The second possibility is that Gra(ham) loaned me a…. gasp!…. bootleg recording of a concert. I do remember he travelled a lot with his father overseas and usually came back with ‘pirated cassettes’ of all the new release albums whenever he went to China or Japan. Could it be that an overseas foreign music pirate was also selling bootleg tapes? Erm….well, yes!

Machine Head” is much easier to scribble a few lines about.

It remains Deep Purple’s best-selling and most successful album. No wonder really when it contains seven seamless track, including the triple whammy of heavy metal classics that are “Highway Star”, “Space Truckin” and “Smoke on the Water”

Highway Star” was first conceived on a tour bus in the presence of a reporter who had asked the band how they wrote songs. Apparently, Ritchie Blackmore grabbed a guitar and started playing a simple riff to which Ian Gillan sang some improvised nonsensical lyrics. By the time the band had reached their destination, the song had been refined, completed and… was performed live on stage that very night for the first time!
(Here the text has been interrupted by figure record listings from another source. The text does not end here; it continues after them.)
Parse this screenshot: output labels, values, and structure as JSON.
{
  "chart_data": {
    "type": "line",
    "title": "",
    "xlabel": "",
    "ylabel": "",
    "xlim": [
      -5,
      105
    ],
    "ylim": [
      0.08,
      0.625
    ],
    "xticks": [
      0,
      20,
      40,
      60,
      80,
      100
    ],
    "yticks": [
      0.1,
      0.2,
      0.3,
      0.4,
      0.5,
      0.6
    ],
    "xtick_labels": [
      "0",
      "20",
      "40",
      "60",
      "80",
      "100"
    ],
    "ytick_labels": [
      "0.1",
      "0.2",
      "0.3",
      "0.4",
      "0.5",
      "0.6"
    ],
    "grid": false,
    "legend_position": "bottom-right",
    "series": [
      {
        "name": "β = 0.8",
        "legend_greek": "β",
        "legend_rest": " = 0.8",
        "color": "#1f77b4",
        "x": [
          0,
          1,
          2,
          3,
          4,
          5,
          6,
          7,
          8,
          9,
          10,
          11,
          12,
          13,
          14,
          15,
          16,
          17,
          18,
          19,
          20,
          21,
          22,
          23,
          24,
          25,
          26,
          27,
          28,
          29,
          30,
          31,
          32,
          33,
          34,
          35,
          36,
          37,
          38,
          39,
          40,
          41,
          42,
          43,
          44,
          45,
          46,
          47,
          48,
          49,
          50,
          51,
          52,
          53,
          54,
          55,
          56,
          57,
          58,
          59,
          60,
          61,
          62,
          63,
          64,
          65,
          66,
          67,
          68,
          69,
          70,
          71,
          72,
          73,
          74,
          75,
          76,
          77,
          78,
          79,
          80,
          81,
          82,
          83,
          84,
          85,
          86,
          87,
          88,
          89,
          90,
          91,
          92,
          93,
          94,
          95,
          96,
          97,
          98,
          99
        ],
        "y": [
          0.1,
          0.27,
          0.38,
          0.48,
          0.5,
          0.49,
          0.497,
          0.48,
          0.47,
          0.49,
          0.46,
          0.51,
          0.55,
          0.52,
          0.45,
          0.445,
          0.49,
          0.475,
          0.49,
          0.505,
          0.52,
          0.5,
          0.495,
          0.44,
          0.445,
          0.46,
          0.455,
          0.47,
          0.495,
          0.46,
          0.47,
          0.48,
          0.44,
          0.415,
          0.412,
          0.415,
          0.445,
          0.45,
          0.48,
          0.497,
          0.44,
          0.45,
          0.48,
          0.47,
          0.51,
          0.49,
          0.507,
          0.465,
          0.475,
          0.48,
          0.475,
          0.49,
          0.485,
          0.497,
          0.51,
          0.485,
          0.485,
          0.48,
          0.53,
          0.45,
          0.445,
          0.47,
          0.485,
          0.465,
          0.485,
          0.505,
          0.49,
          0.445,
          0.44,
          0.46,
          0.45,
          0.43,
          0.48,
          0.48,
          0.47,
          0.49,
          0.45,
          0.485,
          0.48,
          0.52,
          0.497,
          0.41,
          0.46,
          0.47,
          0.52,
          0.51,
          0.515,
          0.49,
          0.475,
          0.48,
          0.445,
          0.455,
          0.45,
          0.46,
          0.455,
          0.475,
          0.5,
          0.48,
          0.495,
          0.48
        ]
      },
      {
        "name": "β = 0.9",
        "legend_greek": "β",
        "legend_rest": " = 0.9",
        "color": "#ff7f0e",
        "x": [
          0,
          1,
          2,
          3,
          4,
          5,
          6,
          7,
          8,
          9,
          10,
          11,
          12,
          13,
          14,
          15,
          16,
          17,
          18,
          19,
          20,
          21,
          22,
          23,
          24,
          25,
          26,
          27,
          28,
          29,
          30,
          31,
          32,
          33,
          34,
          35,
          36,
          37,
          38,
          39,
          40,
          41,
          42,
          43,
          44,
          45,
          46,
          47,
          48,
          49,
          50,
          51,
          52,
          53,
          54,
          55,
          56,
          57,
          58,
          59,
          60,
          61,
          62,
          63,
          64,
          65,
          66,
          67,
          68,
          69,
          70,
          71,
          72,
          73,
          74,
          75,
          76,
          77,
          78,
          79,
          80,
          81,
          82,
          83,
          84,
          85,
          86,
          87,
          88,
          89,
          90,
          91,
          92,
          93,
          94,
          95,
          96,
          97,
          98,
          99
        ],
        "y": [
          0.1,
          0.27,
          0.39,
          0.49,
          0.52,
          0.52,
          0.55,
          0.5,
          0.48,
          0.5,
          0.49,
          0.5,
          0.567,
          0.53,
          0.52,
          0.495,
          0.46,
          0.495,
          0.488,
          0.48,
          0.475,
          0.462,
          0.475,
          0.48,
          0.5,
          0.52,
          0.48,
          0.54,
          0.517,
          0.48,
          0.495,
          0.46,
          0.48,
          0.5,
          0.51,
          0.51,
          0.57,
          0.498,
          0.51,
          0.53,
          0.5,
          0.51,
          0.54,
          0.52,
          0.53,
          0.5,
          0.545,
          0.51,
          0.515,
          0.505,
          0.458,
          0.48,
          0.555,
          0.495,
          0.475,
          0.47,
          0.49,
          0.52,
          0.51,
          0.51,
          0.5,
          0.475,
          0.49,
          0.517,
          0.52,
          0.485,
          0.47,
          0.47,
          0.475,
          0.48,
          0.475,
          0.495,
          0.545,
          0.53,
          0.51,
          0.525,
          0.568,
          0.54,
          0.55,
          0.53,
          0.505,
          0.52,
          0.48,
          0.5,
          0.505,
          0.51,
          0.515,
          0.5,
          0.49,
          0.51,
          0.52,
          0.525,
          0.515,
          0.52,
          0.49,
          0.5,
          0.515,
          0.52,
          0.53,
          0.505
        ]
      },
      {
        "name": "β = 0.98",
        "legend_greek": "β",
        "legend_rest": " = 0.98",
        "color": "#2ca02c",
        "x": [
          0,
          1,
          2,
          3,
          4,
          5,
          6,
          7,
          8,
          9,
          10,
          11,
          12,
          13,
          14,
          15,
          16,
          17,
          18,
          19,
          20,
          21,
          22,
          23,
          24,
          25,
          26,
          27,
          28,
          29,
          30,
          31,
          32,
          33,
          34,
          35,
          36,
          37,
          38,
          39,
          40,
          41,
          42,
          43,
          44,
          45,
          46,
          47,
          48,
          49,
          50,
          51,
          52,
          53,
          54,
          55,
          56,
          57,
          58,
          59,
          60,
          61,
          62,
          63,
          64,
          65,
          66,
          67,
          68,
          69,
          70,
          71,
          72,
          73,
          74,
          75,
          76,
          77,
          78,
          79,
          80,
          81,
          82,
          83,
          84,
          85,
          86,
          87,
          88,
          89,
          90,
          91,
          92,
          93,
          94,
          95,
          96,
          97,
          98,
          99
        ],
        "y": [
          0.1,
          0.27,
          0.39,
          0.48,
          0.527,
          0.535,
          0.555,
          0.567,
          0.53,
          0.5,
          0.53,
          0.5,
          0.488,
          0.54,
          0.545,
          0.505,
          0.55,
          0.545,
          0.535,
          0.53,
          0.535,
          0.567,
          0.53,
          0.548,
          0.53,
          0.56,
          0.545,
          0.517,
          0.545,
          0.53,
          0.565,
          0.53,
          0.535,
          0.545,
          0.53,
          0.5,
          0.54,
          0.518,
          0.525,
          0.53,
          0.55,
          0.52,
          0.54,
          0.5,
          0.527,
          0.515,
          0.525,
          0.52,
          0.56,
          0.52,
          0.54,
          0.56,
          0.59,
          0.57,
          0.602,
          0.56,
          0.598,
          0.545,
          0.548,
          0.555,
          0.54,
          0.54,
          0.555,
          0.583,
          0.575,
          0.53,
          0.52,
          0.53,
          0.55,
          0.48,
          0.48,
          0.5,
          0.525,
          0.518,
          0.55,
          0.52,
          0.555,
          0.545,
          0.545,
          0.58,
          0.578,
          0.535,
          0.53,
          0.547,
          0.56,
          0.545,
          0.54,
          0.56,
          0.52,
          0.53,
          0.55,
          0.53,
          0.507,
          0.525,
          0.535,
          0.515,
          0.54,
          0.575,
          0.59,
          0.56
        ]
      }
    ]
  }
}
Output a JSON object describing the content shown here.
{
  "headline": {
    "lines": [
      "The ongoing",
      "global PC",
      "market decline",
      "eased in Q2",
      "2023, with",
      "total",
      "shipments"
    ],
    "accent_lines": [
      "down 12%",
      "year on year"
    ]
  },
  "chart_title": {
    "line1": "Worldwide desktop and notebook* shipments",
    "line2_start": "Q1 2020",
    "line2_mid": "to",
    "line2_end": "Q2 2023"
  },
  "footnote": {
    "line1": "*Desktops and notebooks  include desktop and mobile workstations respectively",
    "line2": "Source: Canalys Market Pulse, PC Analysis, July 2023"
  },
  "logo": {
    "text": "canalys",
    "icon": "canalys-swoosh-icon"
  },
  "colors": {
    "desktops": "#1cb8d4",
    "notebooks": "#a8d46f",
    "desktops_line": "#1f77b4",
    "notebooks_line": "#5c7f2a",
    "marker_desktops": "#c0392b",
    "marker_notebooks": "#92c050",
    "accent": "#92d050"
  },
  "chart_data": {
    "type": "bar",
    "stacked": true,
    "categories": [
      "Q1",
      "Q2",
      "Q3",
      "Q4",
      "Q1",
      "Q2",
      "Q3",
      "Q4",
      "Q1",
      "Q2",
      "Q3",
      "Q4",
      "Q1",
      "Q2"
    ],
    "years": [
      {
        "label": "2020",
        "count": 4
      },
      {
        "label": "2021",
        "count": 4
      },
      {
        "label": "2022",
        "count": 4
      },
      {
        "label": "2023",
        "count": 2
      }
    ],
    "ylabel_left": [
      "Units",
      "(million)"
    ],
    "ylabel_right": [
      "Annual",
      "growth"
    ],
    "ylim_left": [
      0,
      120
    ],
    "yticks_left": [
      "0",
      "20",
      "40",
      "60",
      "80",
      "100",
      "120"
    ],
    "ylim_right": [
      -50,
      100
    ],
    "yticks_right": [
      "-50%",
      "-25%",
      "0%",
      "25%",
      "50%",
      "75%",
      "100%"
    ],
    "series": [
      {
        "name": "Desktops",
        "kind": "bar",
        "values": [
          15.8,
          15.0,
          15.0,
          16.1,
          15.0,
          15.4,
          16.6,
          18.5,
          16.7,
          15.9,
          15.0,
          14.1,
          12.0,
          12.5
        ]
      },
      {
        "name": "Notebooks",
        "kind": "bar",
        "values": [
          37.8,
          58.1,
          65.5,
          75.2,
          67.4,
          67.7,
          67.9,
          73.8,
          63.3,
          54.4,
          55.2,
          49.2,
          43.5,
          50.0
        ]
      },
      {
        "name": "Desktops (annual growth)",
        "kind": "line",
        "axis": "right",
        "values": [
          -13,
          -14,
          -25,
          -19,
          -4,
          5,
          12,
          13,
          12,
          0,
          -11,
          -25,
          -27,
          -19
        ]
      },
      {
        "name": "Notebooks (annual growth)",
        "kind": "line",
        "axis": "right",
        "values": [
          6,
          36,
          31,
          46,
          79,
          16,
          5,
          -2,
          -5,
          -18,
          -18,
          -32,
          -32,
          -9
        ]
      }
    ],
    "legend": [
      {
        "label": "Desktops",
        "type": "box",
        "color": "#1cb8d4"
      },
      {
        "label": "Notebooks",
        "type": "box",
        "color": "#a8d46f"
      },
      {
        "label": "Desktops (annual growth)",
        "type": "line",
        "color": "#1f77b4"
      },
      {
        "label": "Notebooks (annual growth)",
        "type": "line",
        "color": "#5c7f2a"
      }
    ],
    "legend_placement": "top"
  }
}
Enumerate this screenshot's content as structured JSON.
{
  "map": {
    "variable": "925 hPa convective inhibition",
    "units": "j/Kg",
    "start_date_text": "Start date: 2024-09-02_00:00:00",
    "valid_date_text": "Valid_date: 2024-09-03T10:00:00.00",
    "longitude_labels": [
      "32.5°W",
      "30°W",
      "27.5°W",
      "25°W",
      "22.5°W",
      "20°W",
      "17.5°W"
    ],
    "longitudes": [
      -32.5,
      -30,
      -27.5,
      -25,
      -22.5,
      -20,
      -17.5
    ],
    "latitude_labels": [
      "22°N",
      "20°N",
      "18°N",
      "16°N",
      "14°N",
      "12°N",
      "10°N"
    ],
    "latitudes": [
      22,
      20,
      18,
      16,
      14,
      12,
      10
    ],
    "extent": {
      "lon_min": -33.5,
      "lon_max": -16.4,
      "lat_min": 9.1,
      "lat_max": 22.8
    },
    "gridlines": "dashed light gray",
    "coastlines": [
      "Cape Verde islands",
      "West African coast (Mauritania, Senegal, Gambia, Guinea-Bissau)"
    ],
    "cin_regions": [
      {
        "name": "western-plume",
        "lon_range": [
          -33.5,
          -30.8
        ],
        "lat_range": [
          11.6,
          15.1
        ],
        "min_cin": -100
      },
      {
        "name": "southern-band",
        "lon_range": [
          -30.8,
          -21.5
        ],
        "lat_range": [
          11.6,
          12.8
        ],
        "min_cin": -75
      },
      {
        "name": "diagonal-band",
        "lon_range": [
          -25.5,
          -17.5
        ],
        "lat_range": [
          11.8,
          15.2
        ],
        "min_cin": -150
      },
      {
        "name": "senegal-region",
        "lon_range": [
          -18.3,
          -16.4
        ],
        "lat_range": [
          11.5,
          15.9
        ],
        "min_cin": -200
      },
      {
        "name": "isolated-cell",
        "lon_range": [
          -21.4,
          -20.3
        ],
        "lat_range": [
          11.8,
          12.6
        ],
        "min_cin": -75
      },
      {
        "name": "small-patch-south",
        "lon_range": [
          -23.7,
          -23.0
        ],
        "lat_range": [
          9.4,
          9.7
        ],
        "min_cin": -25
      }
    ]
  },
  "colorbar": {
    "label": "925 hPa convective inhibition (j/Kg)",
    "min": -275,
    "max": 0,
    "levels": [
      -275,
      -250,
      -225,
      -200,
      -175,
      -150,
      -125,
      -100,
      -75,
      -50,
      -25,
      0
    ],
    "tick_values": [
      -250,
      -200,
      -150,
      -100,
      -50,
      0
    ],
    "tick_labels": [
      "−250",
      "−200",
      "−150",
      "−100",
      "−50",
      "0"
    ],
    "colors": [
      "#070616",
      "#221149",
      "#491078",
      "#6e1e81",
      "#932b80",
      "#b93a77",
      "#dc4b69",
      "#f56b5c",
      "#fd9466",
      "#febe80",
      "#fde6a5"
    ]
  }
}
As good as the riff and the song is, the thing that always makes it for me is that extended organ solo from Jon Lord. Stunning.

Talking of extended organ solos, lets do it all again for “Space Truckin” shall we Mr Lord? A sci-fi rock & roll boogie of epic proportions – albeit with dodgy lyrics – which features what can only be described as a “hammond freakout” by Purple’s keyboard player. Here’s a live version from New York in 1973….

Truly awesome

Smoke on the Water” is, for me, the ultimate rock riff. It is the only riff I can play, and to my wife’s continuing chagrin I attempt to play it on almost ANY kind of musical instrument you can think of. I think my highlight may be programming a whole set of children’s toys to play it simultaneously in a WalMart one, otherwise boring, afternoon a couple of years ago.

As most (rock &/or roll) people know, the song tells a true story about the band going to Montreux to record an album where, amongst other scheduling delays, they witnessed the city’s casino burn to the ground. A fan at the Frank Zappa concert being held in the casino’s auditorium shot a flare gun at the ceiling, setting fire to the rattan covering and eventually the whole building. Deep Purple watched the whole thing go up from across Lake Geneva (hence “smoke on the water” – d’UH!).

The rest of the cuts on “Machine Head” are no slouches either, although I’ve never personally cared too much for “Maybe I’m a Leo” or “Never Before”. “Pictures of Home” seems to be a weird showcase for every member of the band’s solo talents whilst “Lazy” is often regarded as another Heavy Rock “classic”.

Although, maybe surprisingly, this is NOT my personal favourite Purple album (I reserve that distinction for “Who Do We Think We Are?” – of which I am sure I shall talk more about later this diary year) it is, without hesitation, the one I always have, and always will, recommend to anyone thinking of popping their toes in Deep Purple (smoke-enhanced, or otherwise) waters for the first time.

My fevered anticipation for “Moving Waves” continues, although I see I have muddied my own pitch by now considering Focus’ ambitious double album “Focus 3” as a possible alternative.